A Hidra de duas cabeças não é apenas um mito
Uma equipe da Universidade de Genebra mostra como produzir Hydras de duas cabeças e donuts simplesmente aplicando pressão em seus corpos.
A Hydra é uma pequena espécie aquática encontrada em lagoas e lagos de água doce. Este animal fascina os cientistas pela sua capacidade de regenerar a cabeça ou as patas quando são decepadas. No entanto, ao contrário do seu primo mitológico, tem apenas uma cabeça. Uma equipa da Universidade de Genebra demonstrou que é possível produzir uma Hidra de duas cabeças simplesmente aplicando pressão no seu corpo depois de lhe cortar a cabeça. Com método semelhante, a equipe também mostra como produzir tecidos em formato de donut. Este estudo demonstra como restrições mecânicas externas podem modificar os pontos de simetria do corpo e influenciar o seu desenvolvimento. Estas simetrias, presentes em outras espécies animais mais complexas, poderiam desempenhar um papel importante na evolução. O estudo completo está disponível em Avanços da Ciência.

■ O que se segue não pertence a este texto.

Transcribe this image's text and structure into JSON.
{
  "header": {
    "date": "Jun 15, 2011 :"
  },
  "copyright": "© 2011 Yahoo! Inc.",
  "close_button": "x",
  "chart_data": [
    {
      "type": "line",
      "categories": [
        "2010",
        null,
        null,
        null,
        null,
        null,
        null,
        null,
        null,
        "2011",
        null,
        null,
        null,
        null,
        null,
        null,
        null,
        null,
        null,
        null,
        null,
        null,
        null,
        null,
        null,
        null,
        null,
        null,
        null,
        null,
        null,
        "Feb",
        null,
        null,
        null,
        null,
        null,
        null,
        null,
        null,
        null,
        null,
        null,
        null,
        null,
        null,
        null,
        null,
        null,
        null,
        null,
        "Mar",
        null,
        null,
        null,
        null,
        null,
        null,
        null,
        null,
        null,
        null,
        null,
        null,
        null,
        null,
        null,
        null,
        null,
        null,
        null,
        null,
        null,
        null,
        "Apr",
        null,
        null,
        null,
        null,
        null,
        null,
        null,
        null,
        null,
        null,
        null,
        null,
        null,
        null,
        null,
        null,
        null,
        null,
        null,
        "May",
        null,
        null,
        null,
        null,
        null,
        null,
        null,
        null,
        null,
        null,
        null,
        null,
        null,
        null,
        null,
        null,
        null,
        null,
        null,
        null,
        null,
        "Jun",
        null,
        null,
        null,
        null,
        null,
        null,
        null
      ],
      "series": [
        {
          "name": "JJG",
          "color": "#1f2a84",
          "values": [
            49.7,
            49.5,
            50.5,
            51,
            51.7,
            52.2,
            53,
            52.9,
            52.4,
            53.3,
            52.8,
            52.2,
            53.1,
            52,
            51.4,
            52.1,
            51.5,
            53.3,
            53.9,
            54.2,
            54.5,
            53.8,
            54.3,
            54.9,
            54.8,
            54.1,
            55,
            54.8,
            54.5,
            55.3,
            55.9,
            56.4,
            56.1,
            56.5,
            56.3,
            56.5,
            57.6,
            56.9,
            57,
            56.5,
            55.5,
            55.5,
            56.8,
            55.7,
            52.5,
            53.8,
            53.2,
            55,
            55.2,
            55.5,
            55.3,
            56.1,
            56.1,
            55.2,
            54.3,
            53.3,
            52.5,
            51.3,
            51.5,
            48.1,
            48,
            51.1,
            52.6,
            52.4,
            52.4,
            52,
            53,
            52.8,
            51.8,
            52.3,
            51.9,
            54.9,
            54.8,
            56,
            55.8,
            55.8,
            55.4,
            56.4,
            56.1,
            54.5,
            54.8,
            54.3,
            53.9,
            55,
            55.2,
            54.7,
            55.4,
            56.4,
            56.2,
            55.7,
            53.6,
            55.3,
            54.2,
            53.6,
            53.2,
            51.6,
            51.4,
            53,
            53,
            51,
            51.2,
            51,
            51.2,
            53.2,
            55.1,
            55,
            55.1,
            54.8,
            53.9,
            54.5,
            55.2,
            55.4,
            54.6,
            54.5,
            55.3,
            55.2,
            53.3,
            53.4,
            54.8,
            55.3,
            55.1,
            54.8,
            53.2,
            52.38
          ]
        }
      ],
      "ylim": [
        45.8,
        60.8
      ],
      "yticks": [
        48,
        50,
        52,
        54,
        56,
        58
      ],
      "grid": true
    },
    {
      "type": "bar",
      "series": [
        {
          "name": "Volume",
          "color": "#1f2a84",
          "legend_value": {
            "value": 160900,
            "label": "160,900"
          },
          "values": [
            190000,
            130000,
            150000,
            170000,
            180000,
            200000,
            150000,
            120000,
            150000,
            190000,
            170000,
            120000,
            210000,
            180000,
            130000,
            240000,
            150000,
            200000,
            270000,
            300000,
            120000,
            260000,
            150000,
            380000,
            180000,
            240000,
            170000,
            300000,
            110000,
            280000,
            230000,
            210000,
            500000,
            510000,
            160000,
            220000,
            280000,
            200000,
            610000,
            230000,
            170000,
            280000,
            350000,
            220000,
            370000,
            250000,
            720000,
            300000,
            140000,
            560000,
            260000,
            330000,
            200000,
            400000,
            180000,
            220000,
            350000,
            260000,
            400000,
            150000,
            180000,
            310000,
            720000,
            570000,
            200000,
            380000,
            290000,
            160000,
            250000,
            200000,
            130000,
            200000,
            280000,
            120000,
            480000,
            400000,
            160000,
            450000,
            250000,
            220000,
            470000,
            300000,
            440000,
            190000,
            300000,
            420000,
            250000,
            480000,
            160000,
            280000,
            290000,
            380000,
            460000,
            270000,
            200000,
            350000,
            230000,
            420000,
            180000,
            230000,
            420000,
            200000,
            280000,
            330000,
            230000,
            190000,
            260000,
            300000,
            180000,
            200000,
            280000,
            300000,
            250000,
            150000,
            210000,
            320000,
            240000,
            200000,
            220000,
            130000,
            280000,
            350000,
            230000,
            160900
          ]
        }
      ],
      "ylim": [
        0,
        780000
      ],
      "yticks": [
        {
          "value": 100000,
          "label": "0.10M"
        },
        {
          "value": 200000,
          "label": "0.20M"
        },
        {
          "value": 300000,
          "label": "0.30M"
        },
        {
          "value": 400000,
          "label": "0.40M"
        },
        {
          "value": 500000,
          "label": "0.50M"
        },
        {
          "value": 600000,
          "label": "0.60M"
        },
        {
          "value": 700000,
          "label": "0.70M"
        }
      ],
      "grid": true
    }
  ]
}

Na mitologia grega, a Hidra é um monstro de nove cabeças morto por Hércules, cujas cabeças voltam a crescer assim que são cortadas. Descoberta no século XVIII, Hydra é também o nome dado a uma pequena criatura aquática da família das águas-vivas, que vive nas calmas águas doces de lagos e lagoas. Medindo apenas alguns milímetros, possui um pé e uma cabeça equipada com finos tentáculos. Seus extraordinários poderes regenerativos lhe valeram o nome de seu homônimo mitológico.
Quando uma Hydra é cortada perpendicularmente ao eixo do corpo (entre o pé e a cabeça), ela se regenera para formar uma nova cabeça. Ao comprimir suavemente o tecido que regenera a cabeça, uma equipe liderada por Aurélien Roux, professor do Departamento de Bioquímica da Escola de Química e Bioquímica da Faculdade de Ciências da Universidade de Genebra, conseguiu induzir mecanicamente a formação de duas cabeças viáveis. Hidra. Um fenômeno que nunca havia sido observado antes.
Hidra de duas cabeças, produzida pressionando o corpo decepado do animal, capturando artêmia introduzida no ambiente para alimentação.
Defeitos topológicos
“Dentro da Hidra, os filamentos de actina estão dispostos paralelamente ao longo do eixo pé-cabeça e convergem na cabeça para formar um 'defeito topológico' na rede de actina”, explica Yamini Ravichandran, pós-doutorado na equipe de Aurélien Roux e primeiro autor do o estudo. “Nosso trabalho mostra que esses defeitos topológicos na ordem de ação desempenham um papel central na regeneração da cabeça, atuando como organizadores mecânicos”.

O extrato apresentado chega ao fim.